Using Spark Scala Graphx to analyze the Bitcoin transaction graph

Jörn Franke edited this page Feb 26, 2017 · 13 revisions

This is a Spark/Graphx application written in Scala demonstrating some of the capabilities of the hadoopcryptoledger library. It takes as input a set of files on HDFS containing Bitcoin Blockchain data. It generates out of the data a Bitcoin transaction graph, i.e. a graph consisting of the vertices describing Bitcoin addresses and the edges represent transactions between these addresses.

It returns as a result from the graph the top 5 Bitcoin addresses in terms of number of transfers to them.

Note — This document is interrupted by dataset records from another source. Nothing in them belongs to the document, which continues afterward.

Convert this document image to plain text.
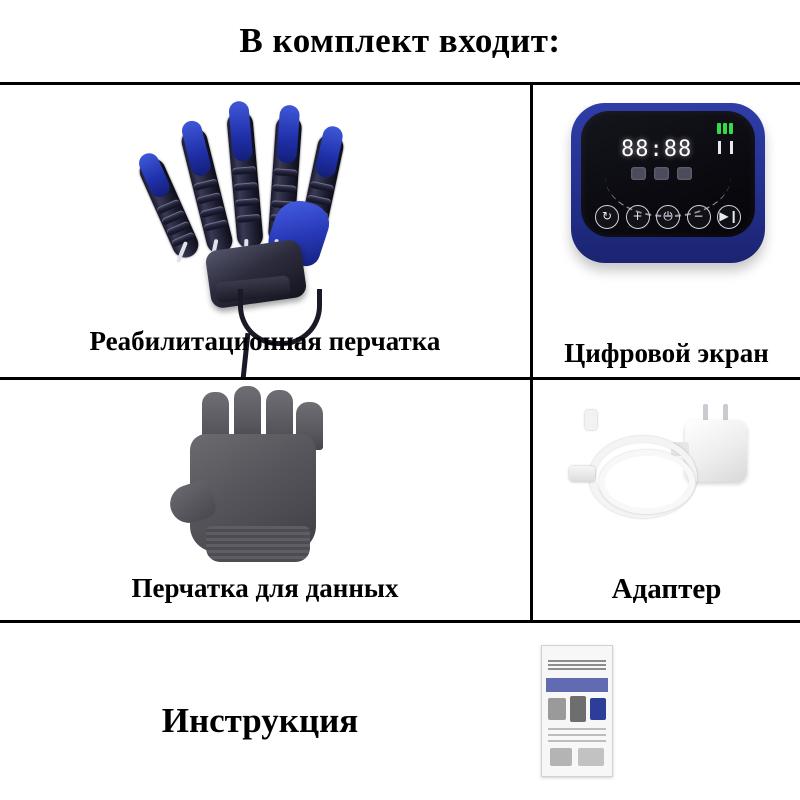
В комплект входит:
Реабилитационная перчатка
88:88
↻	+	⏻	−	▶❙
Цифровой экран
Перчатка для данных	Адаптер
Инструкция
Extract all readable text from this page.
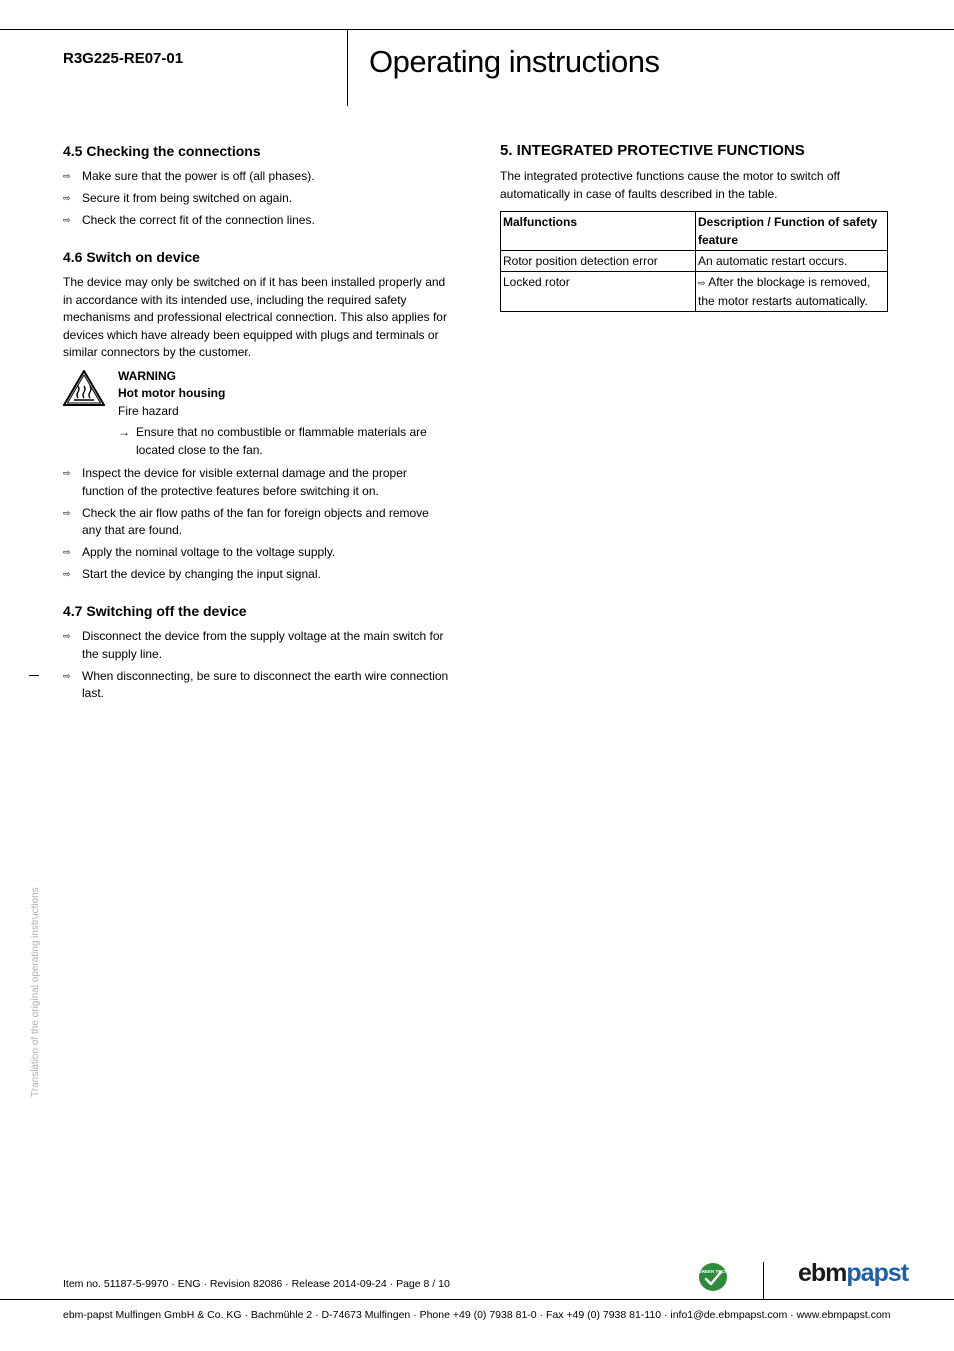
R3G225-RE07-01	Operating instructions
4.5 Checking the connections
⇨ Make sure that the power is off (all phases).
⇨ Secure it from being switched on again.
⇨ Check the correct fit of the connection lines.
4.6 Switch on device

The device may only be switched on if it has been installed properly and in accordance with its intended use, including the required safety mechanisms and professional electrical connection. This also applies for devices which have already been equipped with plugs and terminals or similar connectors by the customer.

WARNING
Hot motor housing
Fire hazard
→ Ensure that no combustible or flammable materials are located close to the fan.
⇨ Inspect the device for visible external damage and the proper function of the protective features before switching it on.
⇨ Check the air flow paths of the fan for foreign objects and remove any that are found.
⇨ Apply the nominal voltage to the voltage supply.
⇨ Start the device by changing the input signal.
4.7 Switching off the device
⇨ Disconnect the device from the supply voltage at the main switch for the supply line.
⇨ When disconnecting, be sure to disconnect the earth wire connection last.
5. INTEGRATED PROTECTIVE FUNCTIONS

The integrated protective functions cause the motor to switch off automatically in case of faults described in the table.

Malfunctions	Description / Function of safety feature
Rotor position detection error	An automatic restart occurs.
Locked rotor	⇨ After the blockage is removed, the motor restarts automatically.
Translation of the original operating instructions
Item no. 51187-5-9970 · ENG · Revision 82086 · Release 2014-09-24 · Page 8 / 10
GREEN TECH	ebmpapst
ebm-papst Mulfingen GmbH & Co. KG · Bachmühle 2 · D-74673 Mulfingen · Phone +49 (0) 7938 81-0 · Fax +49 (0) 7938 81-110 · info1@de.ebmpapst.com · www.ebmpapst.com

Most of the times these addresses belong to so called Mixing services that try to obfuscate transactions in the Bitcoin blockchain.

It has successfully been tested with the Cloudera Quickstart VM 5.5, but other Hadoop distributions should work equally well. Spark 1.5 was used for testing.

Getting blockchain data

You need to download and verify blockchain data using a tool. Bitcoin Core (use the most recent version!) has been used for this project. Once you have installed it, simply start it and let it download the whole blockchain (can take several hours). You need at least 70-100 GB free space (depending on the size of the blockchain more). Once you have downloaded the blockchain, you will find in your user directory in the subdirectory .bitcoin/blocks/*.dat all the Bitcoin data.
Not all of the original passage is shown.